4

I have table events with fields:

id
user_id
time_start
time_end
...

And have b-tree index on (time_start, time_end).

SELECT user_id
FROM events
WHERE ((time_start <= '2021-08-24T15:30:00+00:00' AND time_end >= '2021-08-24T15:30:00+00:00') OR
       (time_start <= '2021-08-24T15:59:00+00:00' AND time_end >= '2021-08-24T15:59:00+00:00'))
GROUP BY user_id);
Group  (cost=243735.42..243998.32 rows=1103 width=4) (actual time=186.533..188.244 rows=166 loops=1)
  Group Key: user_id
  Buffers: shared hit=224848
  ->  Gather Merge  (cost=243735.42..243992.80 rows=2206 width=4) (actual time=186.532..188.199 rows=176 loops=1)
        Workers Planned: 2
        Workers Launched: 2
        Buffers: shared hit=224848
        ->  Sort  (cost=242735.39..242738.15 rows=1103 width=4) (actual time=184.121..184.126 rows=59 loops=3)
              Sort Key: user_id
              Sort Method: quicksort  Memory: 27kB
              Worker 0:  Sort Method: quicksort  Memory: 27kB
              Worker 1:  Sort Method: quicksort  Memory: 28kB
              Buffers: shared hit=224848
              ->  Partial HashAggregate  (cost=242668.62..242679.65 rows=1103 width=4) (actual time=184.065..184.085 rows=59 loops=3)
                    Group Key: user_id
                    Buffers: shared hit=224834
                    ->  Parallel Seq Scan on events  (cost=0.00..242553.74 rows=45952 width=4) (actual time=104.085..183.994 rows=64 loops=3)
                          Filter: (((time_start <= '2021-08-24 15:30:00+00'::timestamp with time zone) AND (time_end >= '2021-08-24 15:30:00+00'::timestamp with time zone)) OR ((time_start <= '2021-08-24 15:59:00+00'::timestamp with time zone) AND (time_end >= '2021-08-24 15:59:00+00'::timestamp with time zone)))
                          Rows Removed by Filter: 708728
                          Buffers: shared hit=224834
Planning Time: 0.169 ms
Execution Time: 188.294 ms

Postgres uses Seq Scan with filter:

Filter: (((time_start <= '2021-08-24 15:30:00+00'::timestamp with time zone) AND (time_end >= '2021-08-24 15:30:00+00'::timestamp with time zone)) OR ((time_start <= '2021-08-24 15:59:00+00'::timestamp with time zone) AND (time_end >= '2021-08-24 15:59:00+00'::timestamp with time zone)))

But when I leave one condition for time_start and time_end it starts to use Index Scan.

How can I change condition to make Postgres use Index Scan over Seq Scan?

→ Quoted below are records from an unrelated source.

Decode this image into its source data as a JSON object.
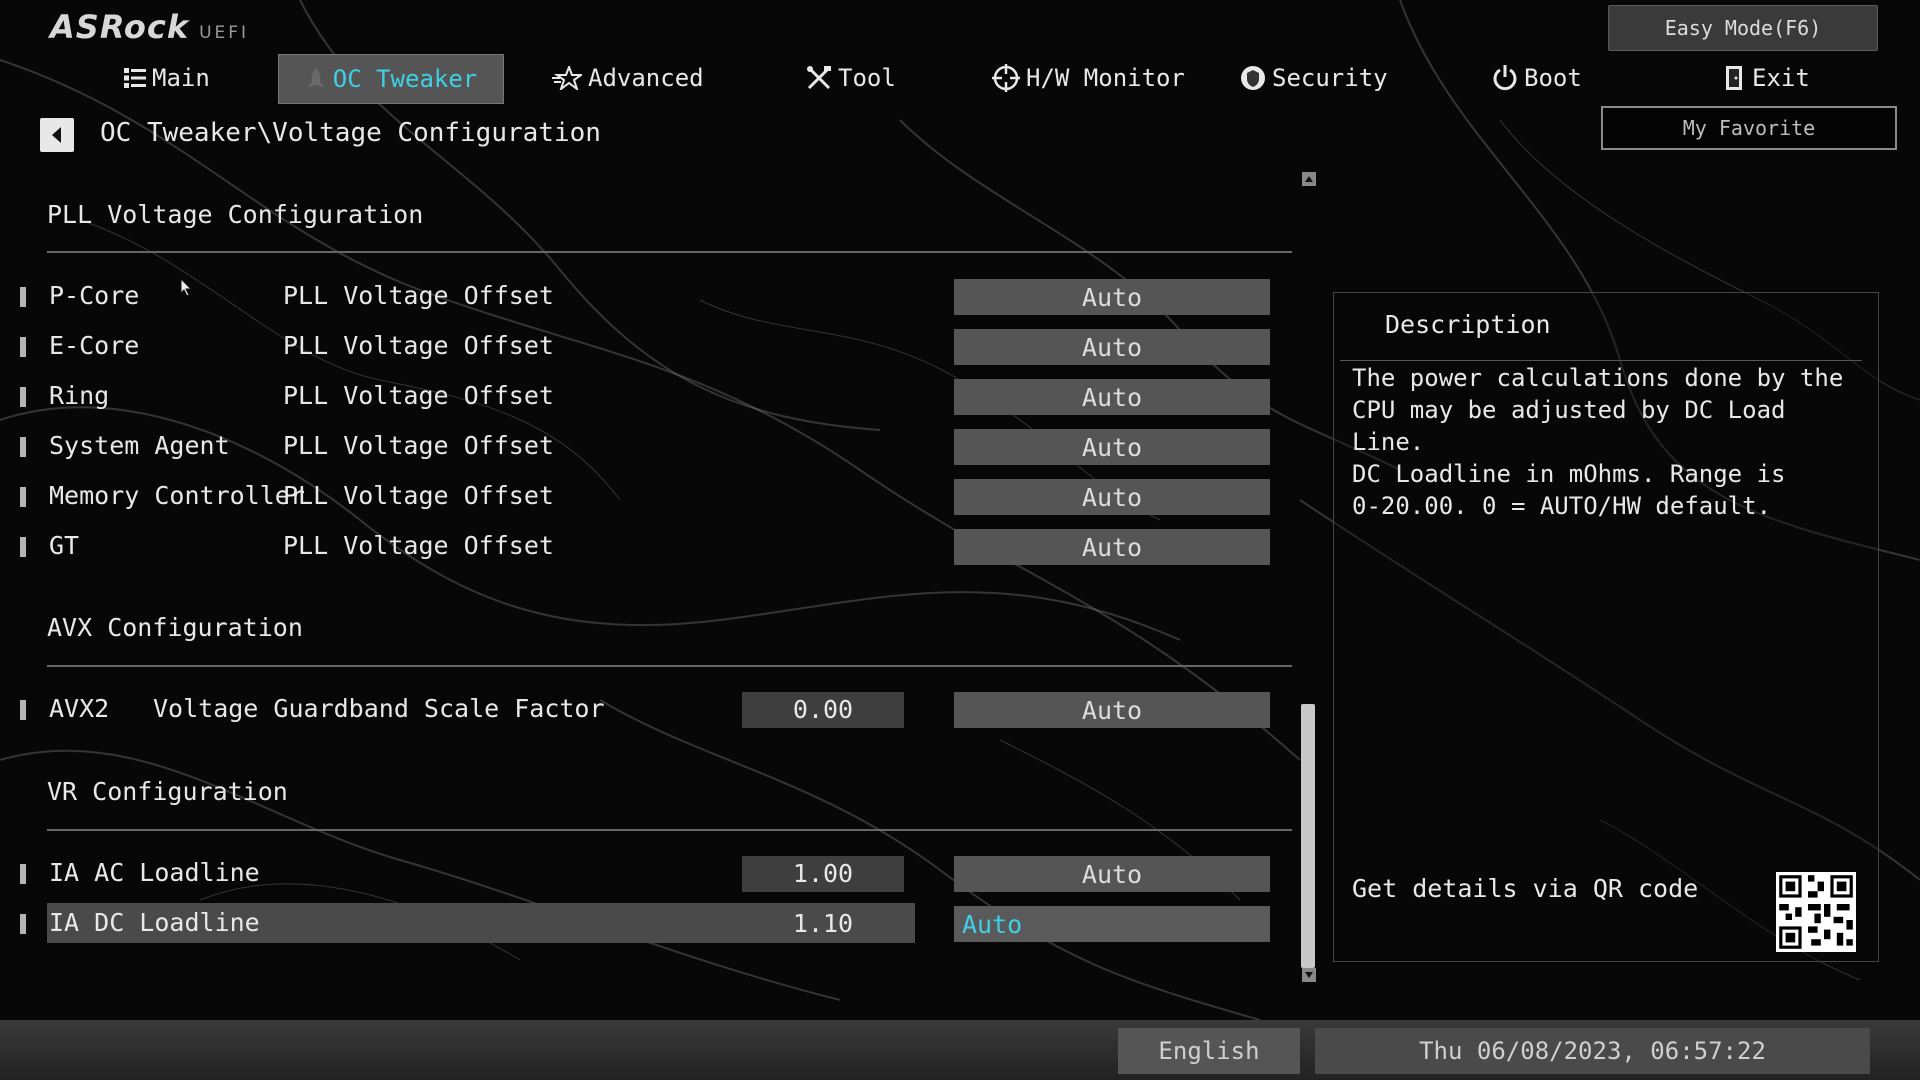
{
  "header": {
    "brand": "ASRock",
    "brand_sub": "UEFI",
    "easy_mode": "Easy Mode(F6)",
    "my_favorite": "My Favorite"
  },
  "tabs": [
    {
      "label": "Main",
      "icon": "list-icon"
    },
    {
      "label": "OC Tweaker",
      "icon": "rocket-icon",
      "active": true
    },
    {
      "label": "Advanced",
      "icon": "star-icon"
    },
    {
      "label": "Tool",
      "icon": "tools-icon"
    },
    {
      "label": "H/W Monitor",
      "icon": "crosshair-icon"
    },
    {
      "label": "Security",
      "icon": "shield-icon"
    },
    {
      "label": "Boot",
      "icon": "power-icon"
    },
    {
      "label": "Exit",
      "icon": "exit-door-icon"
    }
  ],
  "breadcrumb": "OC Tweaker\\Voltage Configuration",
  "sections": {
    "pll": "PLL Voltage Configuration",
    "avx": "AVX Configuration",
    "vr": "VR Configuration"
  },
  "pll_rows": [
    {
      "name": "P-Core",
      "item": "PLL Voltage Offset",
      "value": "Auto"
    },
    {
      "name": "E-Core",
      "item": "PLL Voltage Offset",
      "value": "Auto"
    },
    {
      "name": "Ring",
      "item": "PLL Voltage Offset",
      "value": "Auto"
    },
    {
      "name": "System Agent",
      "item": "PLL Voltage Offset",
      "value": "Auto"
    },
    {
      "name": "Memory Controller",
      "item": "PLL Voltage Offset",
      "value": "Auto"
    },
    {
      "name": "GT",
      "item": "PLL Voltage Offset",
      "value": "Auto"
    }
  ],
  "avx_row": {
    "name": "AVX2",
    "item": "Voltage Guardband Scale Factor",
    "current": "0.00",
    "value": "Auto"
  },
  "vr_rows": [
    {
      "name": "IA AC Loadline",
      "current": "1.00",
      "value": "Auto"
    },
    {
      "name": "IA DC Loadline",
      "current": "1.10",
      "value": "Auto",
      "selected": true
    }
  ],
  "description": {
    "title": "Description",
    "lines": [
      "The power calculations done by the",
      "CPU may be adjusted by DC Load Line.",
      "DC Loadline in mOhms. Range is",
      "0-20.00. 0 = AUTO/HW default."
    ],
    "qr_label": "Get details via QR code"
  },
  "footer": {
    "language": "English",
    "datetime": "Thu 06/08/2023, 06:57:22"
  },
  "colors": {
    "accent": "#3fd0e6",
    "background": "#050505",
    "field": "#555555"
  }
}
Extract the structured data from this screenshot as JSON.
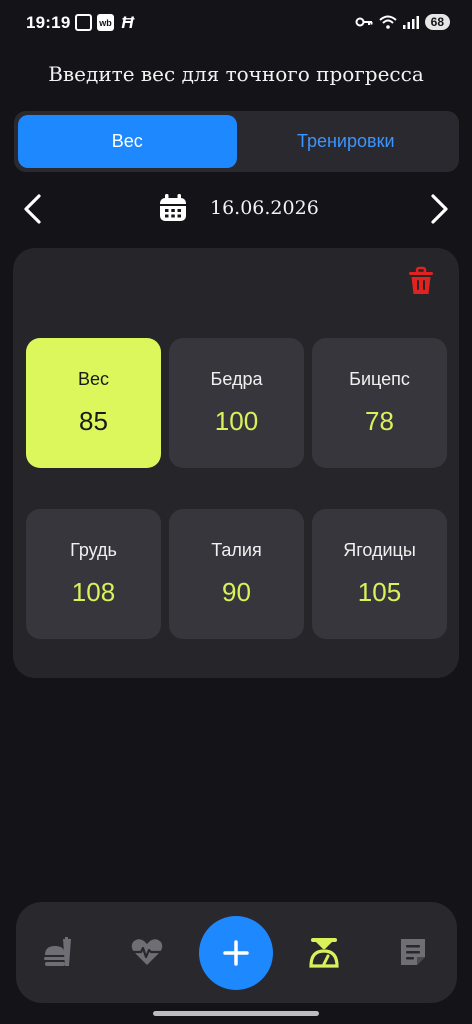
{
  "status_bar": {
    "time": "19:19",
    "app_badge": "wb",
    "battery": "68"
  },
  "header": {
    "title": "Введите вес для точного прогресса"
  },
  "tabs": [
    {
      "label": "Вес",
      "active": true
    },
    {
      "label": "Тренировки",
      "active": false
    }
  ],
  "date_nav": {
    "date": "16.06.2026"
  },
  "measurements": [
    {
      "label": "Вес",
      "value": "85",
      "highlighted": true
    },
    {
      "label": "Бедра",
      "value": "100",
      "highlighted": false
    },
    {
      "label": "Бицепс",
      "value": "78",
      "highlighted": false
    },
    {
      "label": "Грудь",
      "value": "108",
      "highlighted": false
    },
    {
      "label": "Талия",
      "value": "90",
      "highlighted": false
    },
    {
      "label": "Ягодицы",
      "value": "105",
      "highlighted": false
    }
  ],
  "bottom_nav": {
    "items": [
      {
        "icon": "food-icon",
        "active": false
      },
      {
        "icon": "heart-pulse-icon",
        "active": false
      },
      {
        "icon": "plus-icon",
        "active": false
      },
      {
        "icon": "scale-icon",
        "active": true
      },
      {
        "icon": "notes-icon",
        "active": false
      }
    ]
  },
  "colors": {
    "background": "#141317",
    "card": "#262529",
    "cell": "#37363c",
    "accent_blue": "#1e88ff",
    "accent_lime": "#dbf75c",
    "value_lime": "#d9f25a",
    "delete_red": "#e0231f"
  }
}
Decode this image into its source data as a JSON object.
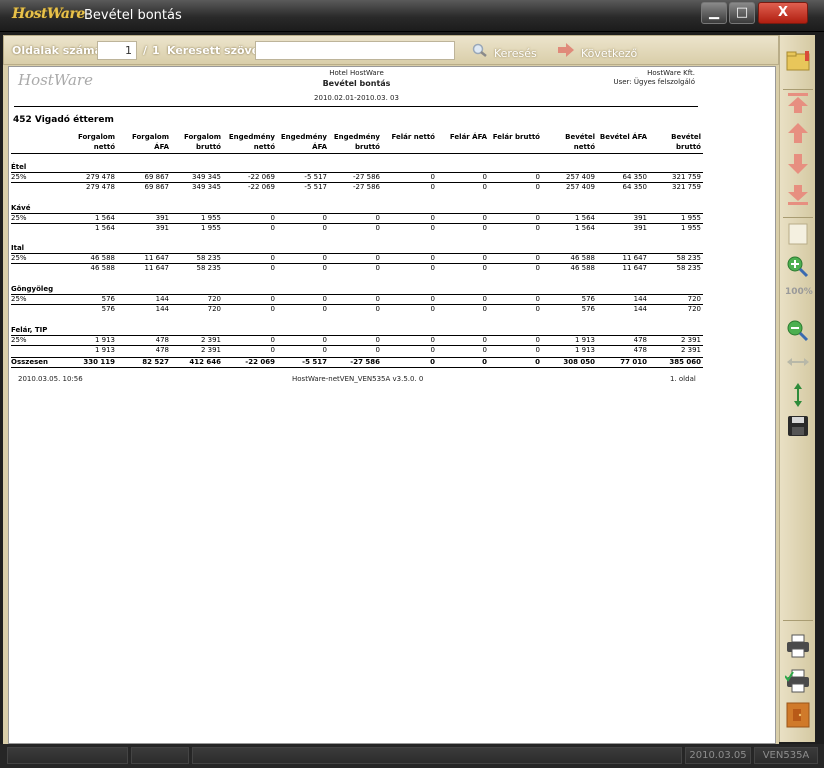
{
  "window": {
    "logo": "HostWare",
    "title": "Bevétel bontás",
    "minimize": "▁",
    "maximize": "□",
    "close": "X"
  },
  "toolbar": {
    "pages_label": "Oldalak száma:",
    "current_page": "1",
    "page_separator": "/",
    "total_pages": "1",
    "search_label": "Keresett szöveg:",
    "search_value": "",
    "search_button": "Keresés",
    "next_button": "Következő"
  },
  "sidebar": {
    "icons": [
      "folder-icon",
      "first-page-icon",
      "previous-page-icon",
      "next-page-icon",
      "last-page-icon",
      "page-view-icon",
      "zoom-in-icon",
      "zoom-100-icon",
      "zoom-out-icon",
      "fit-width-icon",
      "fit-height-icon",
      "save-icon",
      "print-icon",
      "print-setup-icon",
      "exit-icon"
    ],
    "zoom_100_label": "100%"
  },
  "report": {
    "logo": "HostWare",
    "hotel": "Hotel HostWare",
    "title": "Bevétel bontás",
    "company": "HostWare Kft.",
    "user": "User: Ügyes felszolgáló",
    "period": "2010.02.01-2010.03. 03",
    "restaurant": "452 Vigadó étterem",
    "columns": [
      [
        "Forgalom",
        "nettó"
      ],
      [
        "Forgalom",
        "ÁFA"
      ],
      [
        "Forgalom",
        "bruttó"
      ],
      [
        "Engedmény",
        "nettó"
      ],
      [
        "Engedmény",
        "ÁFA"
      ],
      [
        "Engedmény",
        "bruttó"
      ],
      [
        "Felár nettó",
        ""
      ],
      [
        "Felár ÁFA",
        ""
      ],
      [
        "Felár bruttó",
        ""
      ],
      [
        "Bevétel",
        "nettó"
      ],
      [
        "Bevétel ÁFA",
        ""
      ],
      [
        "Bevétel",
        "bruttó"
      ]
    ],
    "groups": [
      {
        "name": "Étel",
        "rate": "25%",
        "row": [
          "279 478",
          "69 867",
          "349 345",
          "-22 069",
          "-5 517",
          "-27 586",
          "0",
          "0",
          "0",
          "257 409",
          "64 350",
          "321 759"
        ],
        "subtotal": [
          "279 478",
          "69 867",
          "349 345",
          "-22 069",
          "-5 517",
          "-27 586",
          "0",
          "0",
          "0",
          "257 409",
          "64 350",
          "321 759"
        ]
      },
      {
        "name": "Kávé",
        "rate": "25%",
        "row": [
          "1 564",
          "391",
          "1 955",
          "0",
          "0",
          "0",
          "0",
          "0",
          "0",
          "1 564",
          "391",
          "1 955"
        ],
        "subtotal": [
          "1 564",
          "391",
          "1 955",
          "0",
          "0",
          "0",
          "0",
          "0",
          "0",
          "1 564",
          "391",
          "1 955"
        ]
      },
      {
        "name": "Ital",
        "rate": "25%",
        "row": [
          "46 588",
          "11 647",
          "58 235",
          "0",
          "0",
          "0",
          "0",
          "0",
          "0",
          "46 588",
          "11 647",
          "58 235"
        ],
        "subtotal": [
          "46 588",
          "11 647",
          "58 235",
          "0",
          "0",
          "0",
          "0",
          "0",
          "0",
          "46 588",
          "11 647",
          "58 235"
        ]
      },
      {
        "name": "Göngyöleg",
        "rate": "25%",
        "row": [
          "576",
          "144",
          "720",
          "0",
          "0",
          "0",
          "0",
          "0",
          "0",
          "576",
          "144",
          "720"
        ],
        "subtotal": [
          "576",
          "144",
          "720",
          "0",
          "0",
          "0",
          "0",
          "0",
          "0",
          "576",
          "144",
          "720"
        ]
      },
      {
        "name": "Felár, TIP",
        "rate": "25%",
        "row": [
          "1 913",
          "478",
          "2 391",
          "0",
          "0",
          "0",
          "0",
          "0",
          "0",
          "1 913",
          "478",
          "2 391"
        ],
        "subtotal": [
          "1 913",
          "478",
          "2 391",
          "0",
          "0",
          "0",
          "0",
          "0",
          "0",
          "1 913",
          "478",
          "2 391"
        ]
      }
    ],
    "total_label": "Összesen",
    "total": [
      "330 119",
      "82 527",
      "412 646",
      "-22 069",
      "-5 517",
      "-27 586",
      "0",
      "0",
      "0",
      "308 050",
      "77 010",
      "385 060"
    ],
    "footer": {
      "printed": "2010.03.05.  10:56",
      "version": "HostWare-netVEN_VEN535A   v3.5.0. 0",
      "page": "1. oldal"
    }
  },
  "statusbar": {
    "date": "2010.03.05",
    "module": "VEN535A"
  }
}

I don't want to use UNION like:

SELECT user_id
FROM events
WHERE (
     (time_start <= '2021-08-24T15:59:00+00:00' AND time_end >= '2021-08-24T15:59:00+00:00'))
GROUP BY user_id)
UNION (SELECT user_id
       FROM events
       WHERE (
           (time_start <= '2021-08-24T15:59:00+00:00' AND time_end >= '2021-08-24T15:59:00+00:00'))
   GROUP BY user_id
Erwin Brandstetter
  • 185,527
  • 28
  • 463
  • 633
Dmitro
  • 175
  • 4

1 Answers1

6

Expression index

A GiST or (even better) SP-GiST expression index on an inclusive timestamp range should work wonders.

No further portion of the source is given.